Konferenzraum-Charme
Im WCCB helfen die von der Decke suspendierten Holzplatten dem Klang etwas nach, und es gibt einen dezent dosierten elektroakustischen Nachhall. Die breite Halle wurde etwas verengt, die roten Transparente mit Beethovens Konterfei schmücken den Bühnenraum. Dennoch will keine richtige Feststimmung aufkommen, und an den Seiten links und rechts blieben einige Plätze leer. Der Raum hat aber auch etwas Positives: Man hört einwandfrei. Man begegnet dem Klang, wird aber nicht von ihm überwältigt. Wenn der Sound auch ein wenig geschäftsmäßig und nüchtern klingt, gibt es hier zumindest keine Über-Akustik mit seltsamen Effekten, die manchmal etwa bei der Hamburger Elbphilharmonie beklagt werden.
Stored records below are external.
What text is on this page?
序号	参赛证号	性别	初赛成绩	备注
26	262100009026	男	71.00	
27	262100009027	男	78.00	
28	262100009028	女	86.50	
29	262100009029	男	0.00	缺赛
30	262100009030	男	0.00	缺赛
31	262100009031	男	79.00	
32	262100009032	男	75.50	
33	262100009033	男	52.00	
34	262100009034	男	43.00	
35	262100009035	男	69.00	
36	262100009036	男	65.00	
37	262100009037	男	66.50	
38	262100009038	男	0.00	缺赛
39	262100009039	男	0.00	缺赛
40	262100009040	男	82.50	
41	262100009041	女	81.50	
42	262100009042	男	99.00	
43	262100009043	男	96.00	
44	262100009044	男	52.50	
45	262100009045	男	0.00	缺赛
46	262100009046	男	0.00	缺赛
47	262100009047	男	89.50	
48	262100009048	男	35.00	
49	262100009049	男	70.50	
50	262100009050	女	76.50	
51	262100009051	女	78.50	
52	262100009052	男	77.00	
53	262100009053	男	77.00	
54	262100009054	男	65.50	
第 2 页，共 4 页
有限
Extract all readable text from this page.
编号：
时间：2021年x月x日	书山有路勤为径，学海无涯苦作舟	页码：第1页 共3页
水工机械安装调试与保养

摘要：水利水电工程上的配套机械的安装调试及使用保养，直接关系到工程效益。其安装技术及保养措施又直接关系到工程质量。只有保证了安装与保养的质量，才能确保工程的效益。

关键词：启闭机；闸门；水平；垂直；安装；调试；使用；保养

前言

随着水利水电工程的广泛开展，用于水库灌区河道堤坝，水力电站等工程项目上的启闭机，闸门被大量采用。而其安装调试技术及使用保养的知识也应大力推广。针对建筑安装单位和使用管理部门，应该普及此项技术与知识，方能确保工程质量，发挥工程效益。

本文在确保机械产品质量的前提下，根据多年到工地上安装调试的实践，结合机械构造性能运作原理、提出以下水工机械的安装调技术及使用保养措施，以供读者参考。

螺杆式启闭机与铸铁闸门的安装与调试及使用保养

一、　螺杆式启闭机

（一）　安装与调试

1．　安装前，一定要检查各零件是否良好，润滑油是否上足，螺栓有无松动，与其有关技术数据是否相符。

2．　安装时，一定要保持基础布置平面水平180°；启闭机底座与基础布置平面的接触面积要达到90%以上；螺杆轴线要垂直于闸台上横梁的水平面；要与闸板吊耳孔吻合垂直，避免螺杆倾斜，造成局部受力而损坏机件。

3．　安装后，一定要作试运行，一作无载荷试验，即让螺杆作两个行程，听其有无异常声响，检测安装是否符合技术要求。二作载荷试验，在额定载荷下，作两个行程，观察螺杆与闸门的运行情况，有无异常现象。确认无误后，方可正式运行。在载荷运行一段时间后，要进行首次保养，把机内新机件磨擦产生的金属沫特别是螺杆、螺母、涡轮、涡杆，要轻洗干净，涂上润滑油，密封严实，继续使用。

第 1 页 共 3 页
Heftiger bewegt wurden die Klangmassen zum Schluss bei Béla Bartóks "Der wunderbare Mandarin", das in des Komponisten eigenen Worten viel "Geklirre, Gepolter, Getue" enthält. Die Ballettmusik, die vor einhundert Jahren komponiert wurde, basiert auf einer Geschichte von Zuhältern, einer Prostituierten und einem liebesbesessenen Mandarin. Sex und Crime, Ausgrenzung, Liebe und Tod sind Themen, die ihren Ausdruck in ungezügelten musikalischen Eruptionen finden. Zu "unziemlich" für das Kölner Publikum, urteilte der damalige Bürgermeister Konrad Adenauer und ließ 1926 nach der Uraufführung des Balletts weitere Aufführungen verbieten. Anno 2019 ist es ein Stück, bei dem die Orchestermusiker endlich drauflos spielen können. "Was Beethoven und Bartók gemeinsam haben", sagte Saraste der DW, "ist die kompromisslose Direktheit ihrer Botschaft".
Zum Schluss kamen starke, wenn auch nicht überschwängliche Ovationen vom Publikum - und keine Zugabe. Man ging zur Tagesordnung über.
Beethoven-Weltstadt Bonn?
Diese Tagesordnung heißt sinngemäß Ruhe vor dem Sturm. All zuviel Zeit bis zum Jubiläumsjahr gibt es nicht mehr: Bonns Oberbürgermeister Ashok Sridharan kündigte die Fertigstellung des Beethovenhauses samt erweiterter Museumsausstellung - das Geburtshaus des Komponisten wird ebenfalls saniert - bis zum 14. Dezember 2019 an, dem Eröffnungswochenende des Beethoven-Jubiläumsjahrs.
Mit fast erhobenem Zeigefinger fügte Ministerpräsident Laschett hinzu: "Man sollte in Bonn bewusst machen, welche Wirkung Beethoven hat." Eine Warnung vor zu viel Klein-Kleinem? Spätestens nach dem Sinfonien-Zyklus im Frühjahr 2020 mit dem Orchester MusicAeterna unter Leitung von Teodor Currentzis wird man merken, welche mitreißende Energie in der Musik Ludwig van Beethovens steckt.
In der Zwischenzeit bleiben drei Beethovenfest-Wochen des 2019er Jahrgangs, der unter dem Motto "Mondschein" faszinierende Einblick in Beethovens Welt und die musikalische Nachwelt bieten wird.